[Sous les gilets la vie] Nathalie, 42 ans et Gilet Jaune dans l’âme

« Je suis en manif ou sur les ronds-points tous les samedis depuis la fin novembre. Je suis fière de ce que je fais. Toute ma famille est Gilet Jaune et les actifs c’est moi et ma sœur. »

Une Gilet Jaune au front

« C’est ma fille de 15 ans qui m’a fait découvrir les Gilets Jaunes grâce à un youtubeur qu’elle regarde, Jeremstar. Après j’ai vu les infos à la télé le 17 novembre et j’ai dit à mes enfants : à partir de maintenant vous ne me verrez pas le samedi. J’étais Gilet Jaune, j’ai senti que c’était pour moi.

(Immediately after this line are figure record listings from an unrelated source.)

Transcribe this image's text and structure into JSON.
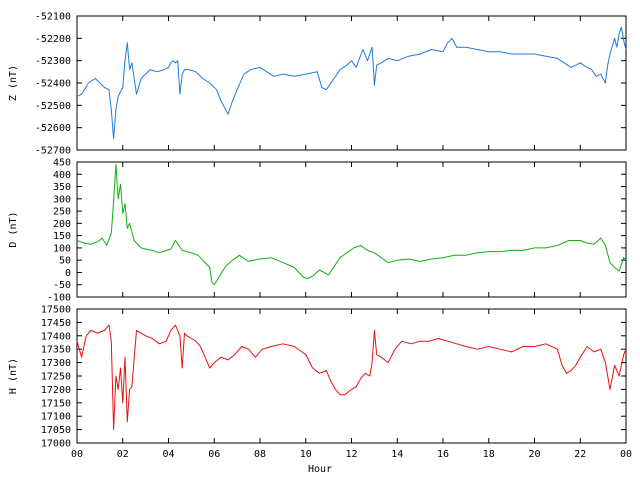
{
  "chart_data": {
    "type": "line",
    "xlabel": "Hour",
    "xlim": [
      0,
      24
    ],
    "x_tick_labels": [
      "00",
      "02",
      "04",
      "06",
      "08",
      "10",
      "12",
      "14",
      "16",
      "18",
      "20",
      "22",
      "00"
    ],
    "panels": [
      {
        "ylabel": "Z (nT)",
        "color": "#1e7be0",
        "ylim": [
          -52700,
          -52100
        ],
        "yticks": [
          -52100,
          -52200,
          -52300,
          -52400,
          -52500,
          -52600,
          -52700
        ],
        "series": [
          {
            "x": [
              0,
              0.2,
              0.5,
              0.8,
              1.0,
              1.2,
              1.4,
              1.5,
              1.6,
              1.7,
              1.8,
              1.9,
              2.0,
              2.1,
              2.2,
              2.3,
              2.4,
              2.6,
              2.8,
              3.0,
              3.2,
              3.5,
              3.8,
              4.0,
              4.1,
              4.2,
              4.3,
              4.4,
              4.5,
              4.6,
              4.7,
              4.9,
              5.2,
              5.5,
              5.8,
              6.1,
              6.3,
              6.5,
              6.6,
              6.8,
              7.0,
              7.3,
              7.6,
              8.0,
              8.3,
              8.6,
              9.0,
              9.5,
              10.0,
              10.5,
              10.7,
              10.9,
              11.1,
              11.3,
              11.5,
              11.8,
              12.0,
              12.2,
              12.5,
              12.7,
              12.9,
              13.0,
              13.1,
              13.3,
              13.6,
              14.0,
              14.5,
              15.0,
              15.5,
              16.0,
              16.2,
              16.4,
              16.6,
              17.0,
              17.5,
              18.0,
              18.5,
              19.0,
              19.5,
              20.0,
              20.5,
              21.0,
              21.3,
              21.6,
              22.0,
              22.3,
              22.5,
              22.7,
              22.9,
              23.1,
              23.2,
              23.3,
              23.5,
              23.6,
              23.7,
              23.8,
              23.9,
              24.0
            ],
            "y": [
              -52460,
              -52450,
              -52400,
              -52380,
              -52400,
              -52420,
              -52430,
              -52520,
              -52650,
              -52520,
              -52460,
              -52440,
              -52420,
              -52300,
              -52220,
              -52340,
              -52310,
              -52450,
              -52380,
              -52360,
              -52340,
              -52350,
              -52340,
              -52330,
              -52310,
              -52300,
              -52310,
              -52300,
              -52450,
              -52360,
              -52340,
              -52340,
              -52350,
              -52380,
              -52400,
              -52430,
              -52480,
              -52520,
              -52540,
              -52480,
              -52430,
              -52360,
              -52340,
              -52330,
              -52350,
              -52370,
              -52360,
              -52370,
              -52360,
              -52350,
              -52420,
              -52430,
              -52400,
              -52370,
              -52340,
              -52320,
              -52300,
              -52330,
              -52250,
              -52300,
              -52240,
              -52410,
              -52320,
              -52310,
              -52290,
              -52300,
              -52280,
              -52270,
              -52250,
              -52260,
              -52220,
              -52200,
              -52240,
              -52240,
              -52250,
              -52260,
              -52260,
              -52270,
              -52270,
              -52270,
              -52280,
              -52290,
              -52310,
              -52330,
              -52310,
              -52330,
              -52340,
              -52370,
              -52360,
              -52400,
              -52320,
              -52270,
              -52200,
              -52240,
              -52180,
              -52150,
              -52210,
              -52250
            ]
          }
        ]
      },
      {
        "ylabel": "D (nT)",
        "color": "#10b010",
        "ylim": [
          -100,
          450
        ],
        "yticks": [
          450,
          400,
          350,
          300,
          250,
          200,
          150,
          100,
          50,
          0,
          -50,
          -100
        ],
        "series": [
          {
            "x": [
              0,
              0.3,
              0.6,
              0.9,
              1.1,
              1.3,
              1.5,
              1.6,
              1.7,
              1.8,
              1.9,
              2.0,
              2.1,
              2.2,
              2.3,
              2.5,
              2.8,
              3.0,
              3.3,
              3.6,
              3.9,
              4.1,
              4.3,
              4.6,
              5.0,
              5.3,
              5.6,
              5.8,
              5.9,
              6.0,
              6.2,
              6.5,
              6.8,
              7.1,
              7.5,
              8.0,
              8.5,
              9.0,
              9.5,
              9.7,
              9.9,
              10.1,
              10.3,
              10.6,
              11.0,
              11.5,
              11.8,
              12.1,
              12.4,
              12.7,
              13.0,
              13.3,
              13.6,
              14.0,
              14.5,
              15.0,
              15.5,
              16.0,
              16.5,
              17.0,
              17.5,
              18.0,
              18.5,
              19.0,
              19.5,
              20.0,
              20.5,
              21.0,
              21.5,
              22.0,
              22.3,
              22.6,
              22.9,
              23.1,
              23.3,
              23.5,
              23.7,
              23.9,
              24.0
            ],
            "y": [
              130,
              120,
              115,
              125,
              140,
              110,
              160,
              290,
              440,
              300,
              360,
              240,
              280,
              180,
              200,
              130,
              100,
              95,
              90,
              80,
              90,
              95,
              130,
              90,
              80,
              70,
              40,
              20,
              -40,
              -50,
              -20,
              25,
              50,
              70,
              45,
              55,
              60,
              40,
              20,
              0,
              -20,
              -25,
              -15,
              10,
              -10,
              60,
              80,
              100,
              110,
              90,
              80,
              60,
              40,
              50,
              55,
              45,
              55,
              60,
              70,
              70,
              80,
              85,
              85,
              90,
              90,
              100,
              100,
              110,
              130,
              130,
              120,
              115,
              140,
              110,
              40,
              20,
              5,
              60,
              50
            ]
          }
        ]
      },
      {
        "ylabel": "H (nT)",
        "color": "#e81010",
        "ylim": [
          17000,
          17500
        ],
        "yticks": [
          17500,
          17450,
          17400,
          17350,
          17300,
          17250,
          17200,
          17150,
          17100,
          17050,
          17000
        ],
        "series": [
          {
            "x": [
              0,
              0.2,
              0.4,
              0.6,
              0.9,
              1.2,
              1.4,
              1.5,
              1.6,
              1.7,
              1.8,
              1.9,
              2.0,
              2.1,
              2.2,
              2.3,
              2.4,
              2.6,
              2.8,
              3.0,
              3.3,
              3.6,
              3.9,
              4.1,
              4.3,
              4.5,
              4.6,
              4.7,
              4.8,
              5.0,
              5.2,
              5.4,
              5.6,
              5.8,
              6.0,
              6.3,
              6.6,
              6.9,
              7.2,
              7.5,
              7.8,
              8.1,
              8.5,
              9.0,
              9.5,
              10.0,
              10.3,
              10.6,
              10.9,
              11.1,
              11.3,
              11.5,
              11.7,
              12.0,
              12.2,
              12.4,
              12.6,
              12.8,
              12.9,
              13.0,
              13.1,
              13.3,
              13.6,
              13.9,
              14.2,
              14.6,
              15.0,
              15.4,
              15.8,
              16.2,
              16.6,
              17.0,
              17.5,
              18.0,
              18.5,
              19.0,
              19.5,
              20.0,
              20.5,
              21.0,
              21.2,
              21.4,
              21.6,
              21.8,
              22.0,
              22.3,
              22.6,
              22.9,
              23.1,
              23.3,
              23.5,
              23.7,
              23.9,
              24.0
            ],
            "y": [
              17380,
              17320,
              17400,
              17420,
              17410,
              17420,
              17440,
              17380,
              17050,
              17250,
              17200,
              17280,
              17150,
              17320,
              17080,
              17200,
              17210,
              17420,
              17410,
              17400,
              17390,
              17370,
              17380,
              17420,
              17440,
              17400,
              17280,
              17410,
              17400,
              17390,
              17380,
              17360,
              17320,
              17280,
              17300,
              17320,
              17310,
              17330,
              17360,
              17350,
              17320,
              17350,
              17360,
              17370,
              17360,
              17330,
              17280,
              17260,
              17270,
              17230,
              17200,
              17180,
              17180,
              17200,
              17210,
              17240,
              17260,
              17250,
              17300,
              17420,
              17330,
              17320,
              17300,
              17350,
              17380,
              17370,
              17380,
              17380,
              17390,
              17380,
              17370,
              17360,
              17350,
              17360,
              17350,
              17340,
              17360,
              17360,
              17370,
              17350,
              17290,
              17260,
              17270,
              17290,
              17320,
              17360,
              17340,
              17350,
              17300,
              17200,
              17290,
              17250,
              17330,
              17350
            ]
          }
        ]
      }
    ]
  }
}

Depuis tous les samedis je suis en manif ou sur les ronds-points à Lyon et Givors par tous les temps », raconte Nathalie un samedi soir sur le rond point de l’hôpital de la Croix-Rousse en montrant sur son portable ses albums de photos de famille en manif. Des photos qu’elle envoie aussi pendant les manifs à sa mère, pour la rassurer. Sa mère, qui garde ses enfants, craint que sa fille ne soit mise en garde à vue, ou pire. Elle a peur pour sa fille. Nathalie montre fièrement ses photos où elle manifeste en famille, mais aussi des photos avec Rodriguez ou Ramous. Que des bons souvenirs, même s’il a fallu apprendre à manifester, à ne pas mettre de maquillage à cause des gaz lacrymogènes par exemple. « Tout le monde a peur de sortir. Faut voir ce qu’ils nous mettent dans la gueule. J’ai souvent peur mais j’y vais, je suis au front en tête de cortège. Tout est jaune chez moi et j’ai besoin d’exprimer ma rage pour me défouler. » Mais à choisir, elle préfère l’occupation des ronds-points et les blocages d’autoroute, de péage.

« Je suis dans la merde et ça m’a forgée »

« Tu te rends compte, on est le 13 juillet et je suis déjà dans la merde. Il me reste 200 euros pour vivre, avec 4 gosses », explique cette Gilet Jaune divorcée qui n’en peut plus de travailler pour rien gagner et juste survivre. Nathalie, depuis l’âge de 16 ans, a toujours travaillé. Et pourtant, à 42 ans, elle est encore « dans la merde ». Elle était coiffeuse mais suite à son divorce elle a déménagé à Vaulx en Velin dans un HLM et a changé de métier. Après un emploi à l’ADAPEI auprès d’enfants handicapés, elle travaille maintenant comme agent d’entretien dans une mairie. Dans son boulot, tout est chronométré alors qu’elle travaille avec des enfants. Elle se lève tous les matins à 5 heures, elle cumule les heures supplémentaires pour pouvoir avoir des revenus pendant les congés scolaires. Tout ça pour toucher un salaire de 1 200 euros et 300 euros d’allocations familiales pour elle et ses 4 enfants.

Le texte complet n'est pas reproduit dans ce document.